Troisièmement, l’œil est également un site immunitaire privilégié protégé par la barrière hémato-rétinienne. Cela signifie qu’il peut tolérer l’introduction d’antigènes sans déclencher de réponse immunitaire inflammatoire.
Enfin, les cellules à l’intérieur de l’œil qui sont ciblées dans les thérapies ne se divisent pas. Le traitement dure donc toute la vie.
L’approche génétique : un défi scientifique, clinique et commercial
L’idée d’origine est de fournir un traitement agissant au niveau génétique pour corriger les altérations causées par les mutations de l’ADN de l’œil. Le développement d’une thérapie génique pour traiter la cécité est un défi pour la science, dans les cliniques et pour le business.
Combattre la cécité : un défi scientifique
Le défi scientifique consiste à trouver la stratégie appropriée pour corriger la mutation d’un gène spécifique. Ainsi, environ 270 gènes sont à l’origine de troubles rétiniens héréditaires, tels que RPE65, CEP290 ou RHO qui sont des gènes étudiés dans le cadre d’essais cliniques. Chacun d’entre eux est altéré d’une manière particulière. Les mutations de perte de fonction sont particulièrement pratique et dans ce cas, une thérapie appropriée consiste à insérer une copie normale du gène pour remplacer celle qui est erronée. Cette approche est l’option la plus étudiée, mais elle présente une limite majeure : elle ne peut être utilisée que pour les petits gènes, car le véhicule permettant d’insérer le gène dans l’œil a un espace limité. La technologie d’édition de gènes CRISPR-Cas9 pourrait donc être une alternative pour corriger les mutations. Cette technologie révolutionnaire peut également être utilisée pour réguler l’expression des gènes, ce qui est nécessaire dans d’autres types de mutation.
Combattre la cécité : un défi clinique
Une fois la stratégie appropriée mise au point, la thérapie doit être injectée dans l’œil lors d’une intervention chirurgicale. Une aiguille est insérée dans l’œil pour administrer le traitement, ce qui est associé à au moins trois grands défis cliniques :
- Un premier défi sont les essais cliniques qui échouent à cause d’une l’inflammation.
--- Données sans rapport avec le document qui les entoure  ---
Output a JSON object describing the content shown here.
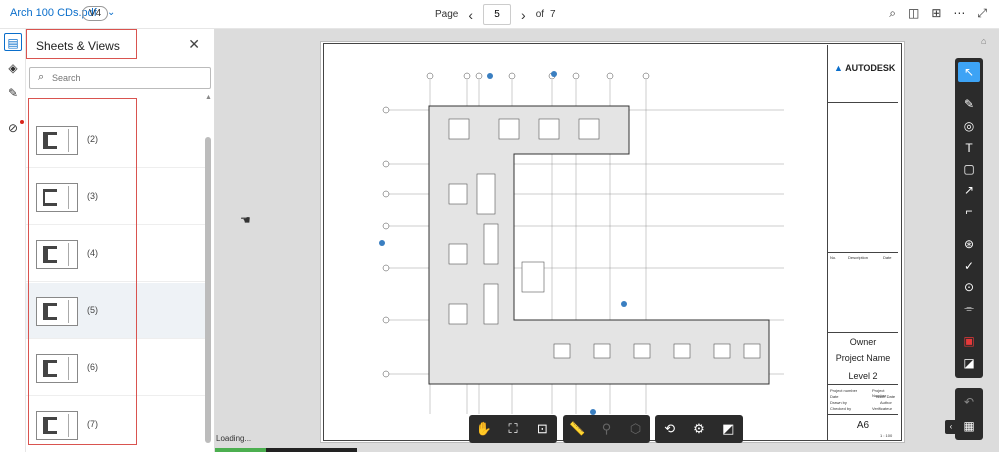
{
  "header": {
    "doc_title": "Arch 100 CDs.pdf",
    "version": "V4",
    "version_chevron": "⌄",
    "page_label": "Page",
    "current_page": "5",
    "of_label": "of",
    "total_pages": "7",
    "prev_icon": "‹",
    "next_icon": "›"
  },
  "top_icons": {
    "search": "⌕",
    "markup": "◫",
    "compare": "⊞",
    "more": "⋯",
    "expand": "⤢"
  },
  "panel": {
    "title": "Sheets & Views",
    "close_icon": "✕",
    "search_placeholder": "Search",
    "search_icon": "⌕",
    "items": [
      {
        "label": "(2)"
      },
      {
        "label": "(3)"
      },
      {
        "label": "(4)"
      },
      {
        "label": "(5)",
        "selected": true
      },
      {
        "label": "(6)"
      },
      {
        "label": "(7)"
      }
    ]
  },
  "sheet": {
    "brand": "AUTODESK",
    "owner": "Owner",
    "project_name": "Project Name",
    "level": "Level 2",
    "sheet_number": "A6",
    "col_headers": [
      "No.",
      "Description",
      "Date"
    ],
    "title_rows": [
      "Project number",
      "Date",
      "Drawn by",
      "Checked by"
    ],
    "title_values": [
      "Project Number",
      "Issue Date",
      "Author",
      "Verificateur"
    ],
    "scale": "1 : 100"
  },
  "status": {
    "loading_text": "Loading...",
    "progress": 0.36
  },
  "bottom_toolbar": {
    "pan": "✋",
    "fit": "⛶",
    "zoom_region": "⊡",
    "measure": "📏",
    "location": "⚲",
    "model": "⬡",
    "rotate": "⟲",
    "settings": "⚙",
    "fullscreen": "◩"
  },
  "right_tools": {
    "select": "↖",
    "pen": "✎",
    "shapes": "◎",
    "text": "T",
    "cloud": "▢",
    "callout": "↗",
    "polyline": "⌐",
    "stamp": "⊛",
    "check": "✓",
    "camera": "⊙",
    "measure": "⌯",
    "stroke_color": "▣",
    "fill_color": "◪",
    "undo": "↶",
    "palette": "▦"
  },
  "colors": {
    "accent": "#0a6ecb",
    "highlight_red": "#d9534f",
    "toolbar_bg": "#2b2b2b"
  }
}
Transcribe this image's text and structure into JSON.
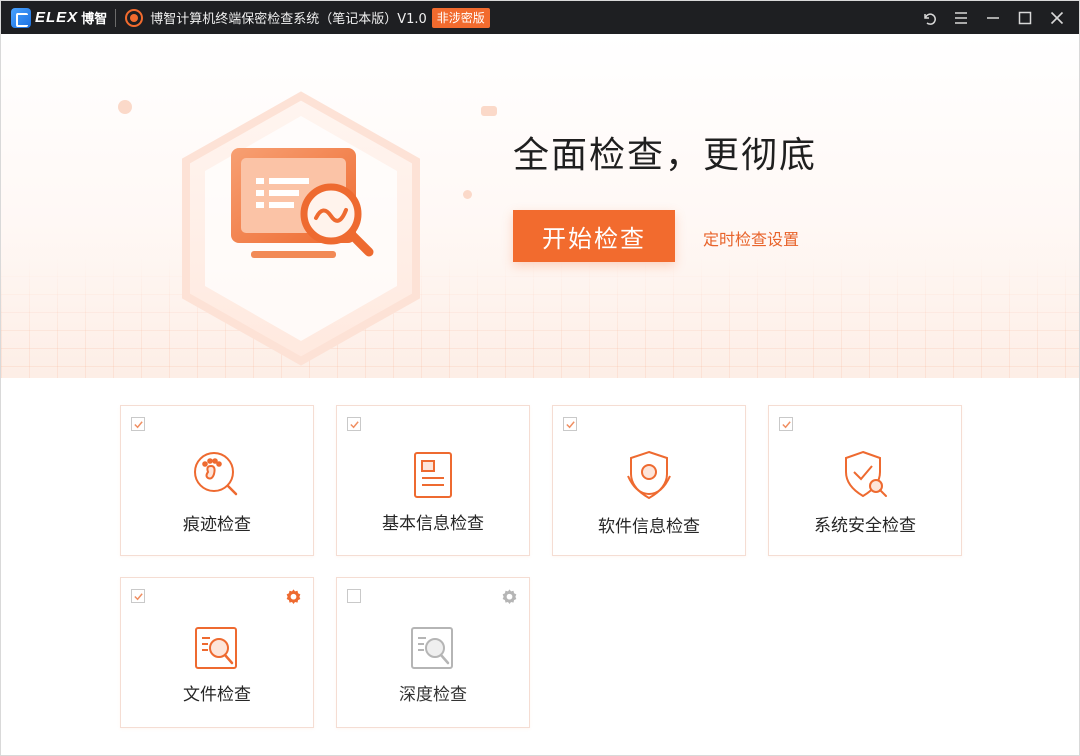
{
  "titlebar": {
    "brand_text": "ELEX",
    "brand_cn": "博智",
    "app_title": "博智计算机终端保密检查系统（笔记本版）V1.0",
    "badge": "非涉密版"
  },
  "hero": {
    "headline": "全面检查，更彻底",
    "start_button": "开始检查",
    "schedule_link": "定时检查设置"
  },
  "cards": [
    {
      "label": "痕迹检查",
      "checked": true,
      "icon": "footprint-search-icon"
    },
    {
      "label": "基本信息检查",
      "checked": true,
      "icon": "info-document-icon"
    },
    {
      "label": "软件信息检查",
      "checked": true,
      "icon": "software-shield-icon"
    },
    {
      "label": "系统安全检查",
      "checked": true,
      "icon": "security-shield-check-icon"
    },
    {
      "label": "文件检查",
      "checked": true,
      "icon": "file-search-icon",
      "has_settings": true
    },
    {
      "label": "深度检查",
      "checked": false,
      "icon": "deep-search-icon",
      "has_settings": true
    }
  ],
  "colors": {
    "accent": "#f26b2e",
    "titlebar_bg": "#1e1f22",
    "card_border": "#f5ddd3",
    "disabled_gray": "#b5b5b5"
  }
}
En effet, la présence d’une molécule étrangère injectée pour le traitement peut provoquer une réaction immunitaire dans l’œil.
- Un autre défi est l’apparition de la maladie à un stade précoce de la vie, ce qui rend la chirurgie difficile. Les yeux des nourrissons sont physiquement plus petits, et les enfants sont trop jeunes pour exprimer leur consentement.
- Un troisième obstacle aux essais est que plusieurs maladies progressent lentement, ce qui implique des essais à long terme.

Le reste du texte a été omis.